Figure 13 illustrates the constellation diagram, which is the result of the block diagram implemented in Matlab simulink as shown in Figure 9, where the phases produced by the M-PSK modulator are evidenced, where M establishes the number of outputs that in this case is assigned a dimensionless value of 8 and correspond to the same phases of outputs of the figure in question. There is a phase shift of the signal of ± 22.5° during the transmission, each phasor presents a condition called tritibit which indicates that there are three bits for each signal evidenced by the yellow dots.
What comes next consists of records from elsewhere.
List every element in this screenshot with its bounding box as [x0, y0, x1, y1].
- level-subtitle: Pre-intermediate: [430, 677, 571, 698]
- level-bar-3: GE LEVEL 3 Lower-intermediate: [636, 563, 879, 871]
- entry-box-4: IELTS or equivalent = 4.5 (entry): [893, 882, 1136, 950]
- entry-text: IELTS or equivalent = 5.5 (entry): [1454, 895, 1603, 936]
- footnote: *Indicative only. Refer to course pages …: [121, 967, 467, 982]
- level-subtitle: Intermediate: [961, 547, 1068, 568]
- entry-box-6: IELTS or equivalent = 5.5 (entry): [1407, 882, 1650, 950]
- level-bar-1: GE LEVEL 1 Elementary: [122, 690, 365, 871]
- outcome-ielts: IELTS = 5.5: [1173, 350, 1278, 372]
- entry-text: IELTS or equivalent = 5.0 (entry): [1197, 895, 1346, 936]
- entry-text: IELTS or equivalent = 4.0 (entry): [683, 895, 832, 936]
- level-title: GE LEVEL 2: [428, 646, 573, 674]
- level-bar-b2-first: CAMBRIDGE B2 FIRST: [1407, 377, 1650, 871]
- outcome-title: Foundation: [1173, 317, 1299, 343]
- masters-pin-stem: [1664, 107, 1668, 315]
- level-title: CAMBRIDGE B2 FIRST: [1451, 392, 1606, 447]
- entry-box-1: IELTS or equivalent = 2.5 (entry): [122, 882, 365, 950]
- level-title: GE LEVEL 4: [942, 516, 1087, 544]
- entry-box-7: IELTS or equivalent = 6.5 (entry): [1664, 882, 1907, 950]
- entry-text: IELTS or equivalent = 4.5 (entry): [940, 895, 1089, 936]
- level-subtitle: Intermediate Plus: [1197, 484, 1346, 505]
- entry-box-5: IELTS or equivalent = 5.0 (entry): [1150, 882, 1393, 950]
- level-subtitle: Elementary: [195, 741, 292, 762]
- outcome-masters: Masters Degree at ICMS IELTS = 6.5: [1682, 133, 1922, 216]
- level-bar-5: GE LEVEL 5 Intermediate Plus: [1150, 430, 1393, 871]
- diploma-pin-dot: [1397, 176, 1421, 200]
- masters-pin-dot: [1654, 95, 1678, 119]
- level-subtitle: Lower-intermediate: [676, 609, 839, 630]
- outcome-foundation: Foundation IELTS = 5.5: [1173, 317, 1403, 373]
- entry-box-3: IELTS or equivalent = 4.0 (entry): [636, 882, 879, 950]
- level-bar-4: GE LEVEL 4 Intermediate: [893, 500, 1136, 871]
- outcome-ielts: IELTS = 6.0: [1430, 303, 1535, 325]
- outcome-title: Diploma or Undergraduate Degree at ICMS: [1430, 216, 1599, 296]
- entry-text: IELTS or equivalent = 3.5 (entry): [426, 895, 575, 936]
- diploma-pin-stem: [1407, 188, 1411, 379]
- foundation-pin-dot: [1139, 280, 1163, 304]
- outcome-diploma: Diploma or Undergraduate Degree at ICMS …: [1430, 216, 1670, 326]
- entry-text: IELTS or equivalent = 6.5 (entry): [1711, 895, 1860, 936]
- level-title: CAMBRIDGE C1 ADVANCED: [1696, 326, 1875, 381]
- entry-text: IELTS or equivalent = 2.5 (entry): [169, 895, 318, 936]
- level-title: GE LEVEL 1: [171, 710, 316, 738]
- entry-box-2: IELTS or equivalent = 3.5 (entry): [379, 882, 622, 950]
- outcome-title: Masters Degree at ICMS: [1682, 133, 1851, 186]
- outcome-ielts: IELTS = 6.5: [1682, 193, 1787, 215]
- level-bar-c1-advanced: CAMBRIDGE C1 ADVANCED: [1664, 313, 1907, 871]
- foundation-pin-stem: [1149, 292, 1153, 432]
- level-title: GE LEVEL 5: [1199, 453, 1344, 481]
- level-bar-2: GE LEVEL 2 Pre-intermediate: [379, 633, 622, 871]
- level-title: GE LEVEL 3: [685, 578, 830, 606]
It is observed that the signal does not present any noise or distortion. (fig 13)

The following are the conclusions obtained from the proposed methodology for evaluating the RoF system under the effect of linear and non-linear errors.

The Simulink Toolbox is a versatile tool that allows you to make designs based on models and represent them graphically, the RoF system based and designed on a mathematical model could be implemented graphically in the Simulink Toolbox using block diagrams; where the behavior of signals through the optical fiber was evaluated under the effects of linear and non-linear errors using the DWDM technique; where it is evident that the RoF system is optimal at distances of 80km which is the most extensive fiber optic stretch that was assigned for the development of the RoF system model.
The methodology proposed for the evaluation of the RoF system using the DWDM technique allows the analysis of linear and non-linear effects; where it is observed that the effects that degrade the signal are proportional to the distances of the established optical fiber and that the input optical power used is optimal for the optical fiber to behave as a non-linear medium.
The representation of the RoF system through blocks in the computational tool allows to evaluate the behavior of the signal as it is observed in the figures 12, 13 and 14 where there is an ensachamiento of the pulses to the exit of the fiber this is produced by the chirp generated by the nonlinear phenomena XPM and SPM therefore it is evidenced that the power used of 30mW generates that the optical fiber behaves like nonlinear means.
The implementation of the receiver block and the sub-blocks of the eye diagram and the constellation diagram for the evaluation of the system show that the optical power at the input of the 30mW fiber is optimal for the operation of a digital format modulator such as the M-PSK, since it illustrates that the signal does not present distortion by the noise generated by the FWM phenomenon at the established wavelength (1550nm).